Overview
- Manufacturer: Lotus Cars
- Also called: X100
- Production: 1
- Model years: 1984
- Designer: Oliver Winterbottom

Body and chassis
- Class: Concept Roadster
- Body style: 2-door Convertible
- Layout: Front-engine, rear-wheel-drive

Powertrain
- Engine: 1.6L 123 bhp (92 kW) 4-cylinder Toyota 4A-GEU
- Transmission: Toyota-built 5-speed T50 Manual

= Lotus M90 =

The Lotus M90 (sometimes referred to as the Lotus X100) is a concept car that was developed by Lotus using many Toyota parts. Rumors were circulated that it was the initial design for the MKI MR2, but, though sharing an engine, it bears very little resemblance to the mid-engine roadster. The project was the last one overseen by Lotus founder Colin Chapman before his death in 1982.

In 1981, Oliver Winterbottom was brought back to Lotus, after a stint developing the Tasmin for TVR, to design a new car to complement the Excel and the Esprit and bring some profitability to the lineup. The new car was to resurrect the Elan name which had not been used since 1975 and, like the Excel, make use of the company's close relationship with Toyota to use already well-engineered suspension and engine components. Initial designs were a coupé that didn't get much of an enthusiastic response from the board of the company. The project stalled when company founder Colin Chapman died in 1982, as Lotus found itself in financial trouble. David Wickens of British Car Auctions ended up taking a controlling interest in the company, and the project was started up again, but renamed to the X100 (the Elan later being known as the M100). After redesigning the car to be a convertible the go ahead was given in 1984 to make a single prototype. It was built to a high level of finish, but by that time most of the company's engineers were concentrating on the new front-wheel-drive Elan, and the prototype was warehoused at the company's factory. In 1998 it was auctioned off along with several other rare Lotus cars, and sold to a private collector, and shipped to the United States.

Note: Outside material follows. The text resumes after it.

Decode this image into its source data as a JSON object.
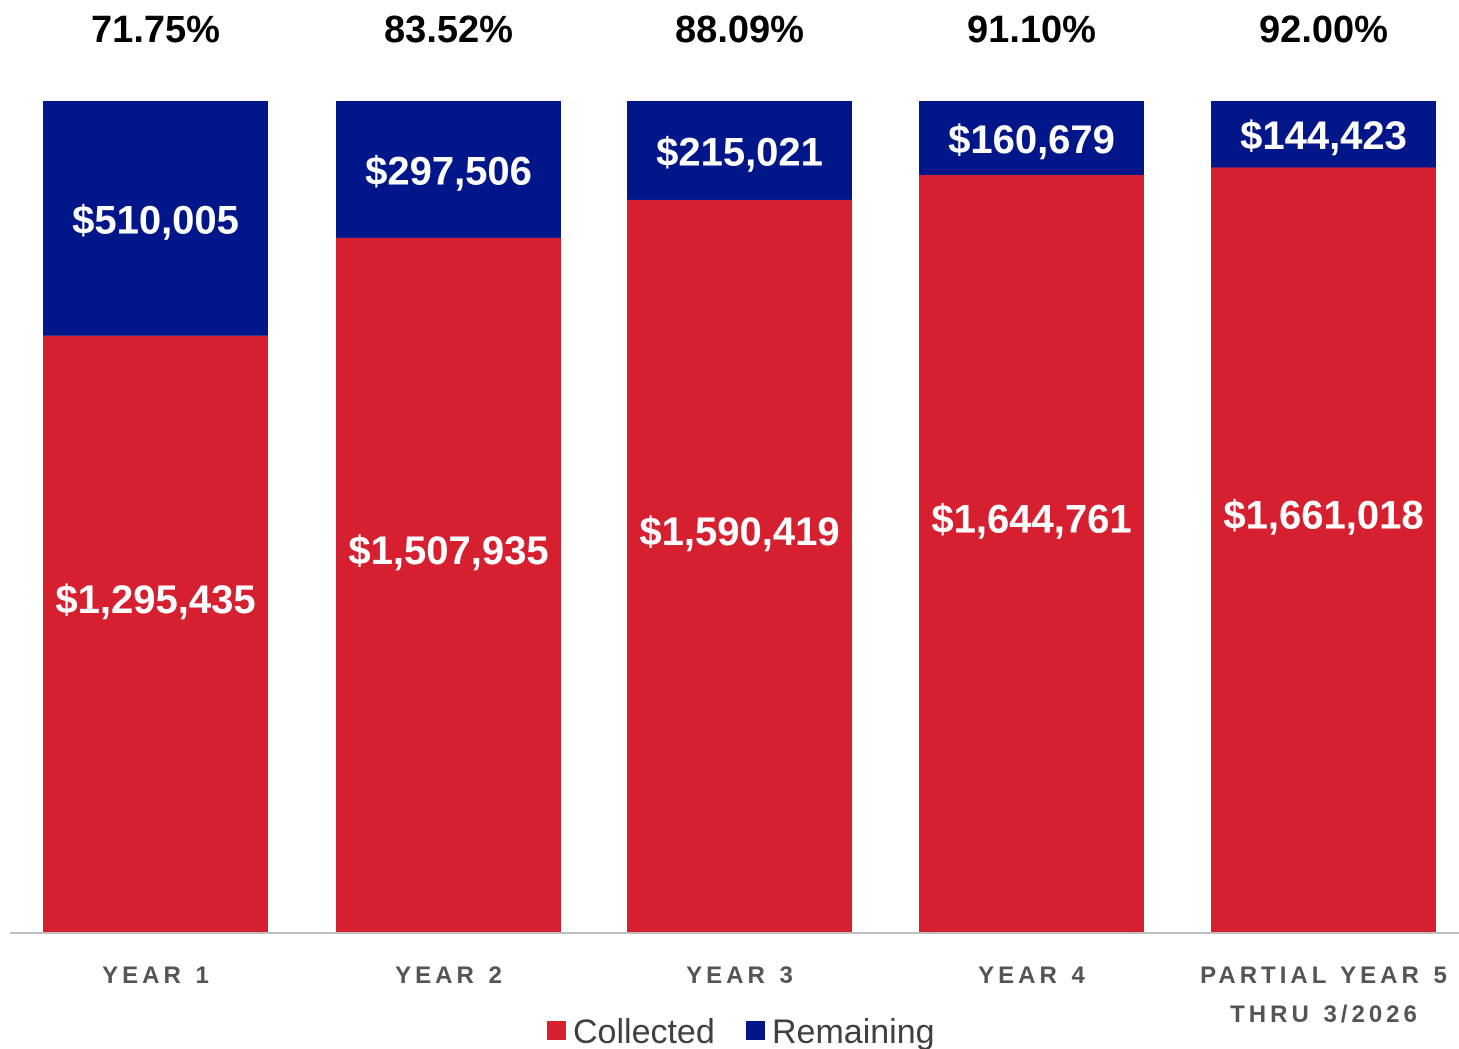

The M90 makes use of a front-mounted 1.6L 123 bhp 4-cylinder Toyota engine, as well as a Toyota-built 5-speed transmission and final drive. The suspension uses the same setup as is found in the Lotus Excel. The instrument cluster is from an Opel Monza and the radiator is from an Austin Allegro. The rear lights are borrowed from the Aston Martin Lagonda and the indicators are from the Ford Fiesta. The body is made of fibreglass and the roof is lowered in two pieces. The top is removed separately and fits in the boot, to create a 'targa' style roof, and the rear portion folds down like a typical convertible.

This car is featured in a book released in June 2017 by Oliver Winterbottom titled A Life in Car Design, in which the author provides insight into the design and construction of the M90 along with photographs and related documentation.